It seems like Urabe, Shyouhei succeeded to write an efficient optimizer for Ruby: https://github.com/ruby/ruby/pull/1419
Since Ruby and CPython design are similar, maybe we can pick some ideas. It seems like the optimizer is not done yet, the PR is not merged yet.
I don't understand how the optimizer works. An interesting commit: https://github.com/ruby/ruby/pull/1419/commits/d7b376949eb1626b9e5088f907db4...
basic optimization infrastructure
This commit adds on-the-fly ISeq analyzer. It detects an ISeq's purity, i.e. if that ISeq has side-effect or not. Purity is the key concept of whole optimization techniques in general, but in Ruby it is yet more important because there is a method called eval. A pure ISeq is free from eval, while those not pure are stuck in the limbo where any of its side effects _could_ result in (possibly aliased) call to eval. So an optimization tend not be possible against them.

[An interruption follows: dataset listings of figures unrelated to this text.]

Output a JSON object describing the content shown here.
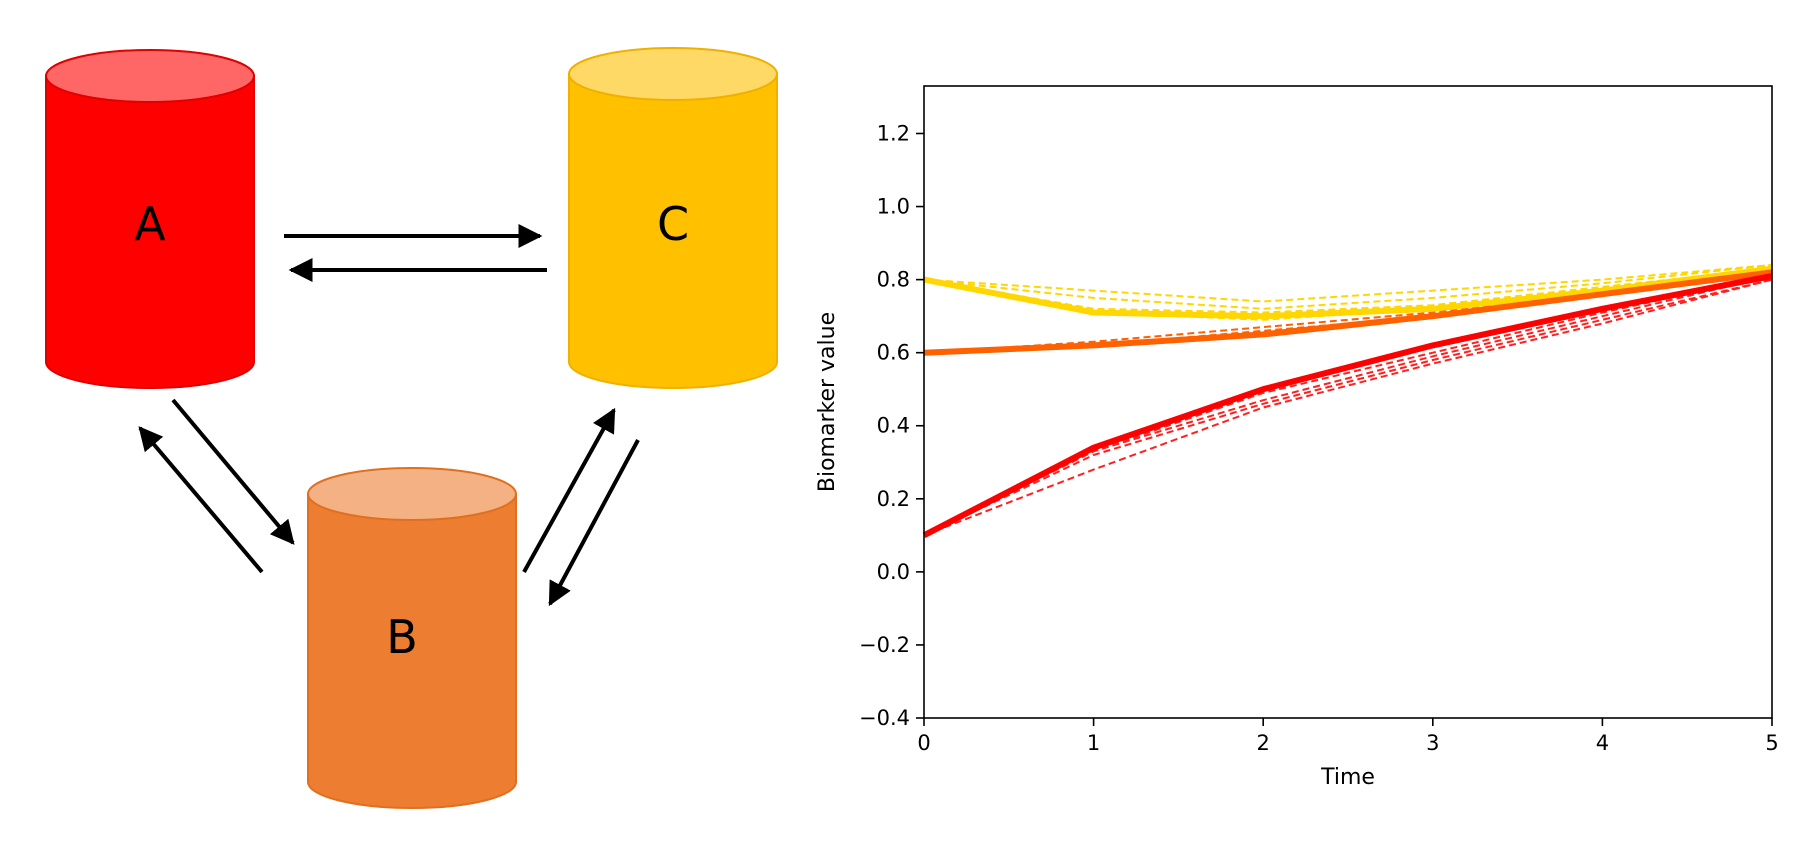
{
  "diagram": {
    "nodes": [
      {
        "id": "A",
        "label": "A",
        "color": "#FF0000",
        "top_color": "#FF6666",
        "stroke": "#E00000"
      },
      {
        "id": "B",
        "label": "B",
        "color": "#ED7D31",
        "top_color": "#F4B183",
        "stroke": "#E07020"
      },
      {
        "id": "C",
        "label": "C",
        "color": "#FFC000",
        "top_color": "#FFD966",
        "stroke": "#F0B000"
      }
    ],
    "edges": [
      {
        "from": "A",
        "to": "C"
      },
      {
        "from": "C",
        "to": "A"
      },
      {
        "from": "A",
        "to": "B"
      },
      {
        "from": "B",
        "to": "A"
      },
      {
        "from": "B",
        "to": "C"
      },
      {
        "from": "C",
        "to": "B"
      }
    ]
  },
  "chart_data": {
    "type": "line",
    "title": "",
    "xlabel": "Time",
    "ylabel": "Biomarker value",
    "xlim": [
      0,
      5
    ],
    "ylim": [
      -0.4,
      1.33
    ],
    "xticks": [
      0,
      1,
      2,
      3,
      4,
      5
    ],
    "xtick_labels": [
      "0",
      "1",
      "2",
      "3",
      "4",
      "5"
    ],
    "yticks": [
      -0.4,
      -0.2,
      0.0,
      0.2,
      0.4,
      0.6,
      0.8,
      1.0,
      1.2
    ],
    "ytick_labels": [
      "−0.4",
      "−0.2",
      "0.0",
      "0.2",
      "0.4",
      "0.6",
      "0.8",
      "1.0",
      "1.2"
    ],
    "grid": false,
    "x": [
      0,
      1,
      2,
      3,
      4,
      5
    ],
    "series": [
      {
        "group": "C",
        "style": "dashed",
        "color": "#FFD700",
        "values": [
          0.8,
          0.77,
          0.74,
          0.77,
          0.8,
          0.84
        ]
      },
      {
        "group": "C",
        "style": "dashed",
        "color": "#FFD700",
        "values": [
          0.8,
          0.75,
          0.72,
          0.75,
          0.79,
          0.84
        ]
      },
      {
        "group": "C",
        "style": "dashed",
        "color": "#FFD700",
        "values": [
          0.8,
          0.72,
          0.71,
          0.73,
          0.78,
          0.83
        ]
      },
      {
        "group": "C",
        "style": "dashed",
        "color": "#FFD700",
        "values": [
          0.8,
          0.71,
          0.69,
          0.72,
          0.77,
          0.83
        ]
      },
      {
        "group": "B",
        "style": "dashed",
        "color": "#FF6000",
        "values": [
          0.6,
          0.63,
          0.67,
          0.71,
          0.76,
          0.82
        ]
      },
      {
        "group": "B",
        "style": "dashed",
        "color": "#FF6000",
        "values": [
          0.6,
          0.62,
          0.66,
          0.7,
          0.76,
          0.82
        ]
      },
      {
        "group": "A",
        "style": "dashed",
        "color": "#FF2020",
        "values": [
          0.1,
          0.33,
          0.49,
          0.6,
          0.71,
          0.81
        ]
      },
      {
        "group": "A",
        "style": "dashed",
        "color": "#FF2020",
        "values": [
          0.1,
          0.33,
          0.47,
          0.59,
          0.7,
          0.81
        ]
      },
      {
        "group": "A",
        "style": "dashed",
        "color": "#FF2020",
        "values": [
          0.1,
          0.32,
          0.46,
          0.58,
          0.69,
          0.8
        ]
      },
      {
        "group": "A",
        "style": "dashed",
        "color": "#FF2020",
        "values": [
          0.1,
          0.28,
          0.45,
          0.57,
          0.68,
          0.8
        ]
      },
      {
        "group": "C",
        "style": "solid",
        "color": "#FFD700",
        "values": [
          0.8,
          0.71,
          0.7,
          0.72,
          0.77,
          0.83
        ]
      },
      {
        "group": "B",
        "style": "solid",
        "color": "#FF6000",
        "values": [
          0.6,
          0.62,
          0.65,
          0.7,
          0.76,
          0.82
        ]
      },
      {
        "group": "A",
        "style": "solid",
        "color": "#FF0000",
        "values": [
          0.1,
          0.34,
          0.5,
          0.62,
          0.72,
          0.81
        ]
      }
    ]
  }
}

Note however, that the analyzer cannot statically say if the ISeq in question is pure or not. It categorizes an ISeq into 3 states namely pure, not pure, or "unpredictable". The last category is used when for instance there are branches yet to be analyzed, or method calls to another unpredictable ISeq.
An ISeq's purity changes over time, not only by redefinition of methods, but by other optimizations, like, by entering a rarely-taken branch of a formerly-unpredictable ISeq to kick analyzer to fix its purity. Such change propagates to its callers.
optimize.c: new file.
optimize.h: new file.
common.mk (COMMONOBJS): dependencies for new files.
iseq.h (ISEQ_NEEDS_ANALYZE): new flag to denote the iseq in question might need (re)analyzing.
I had this link in my bookmark for months, but I forgot it. This email is not to forget it again ;-) Someone may find it useful!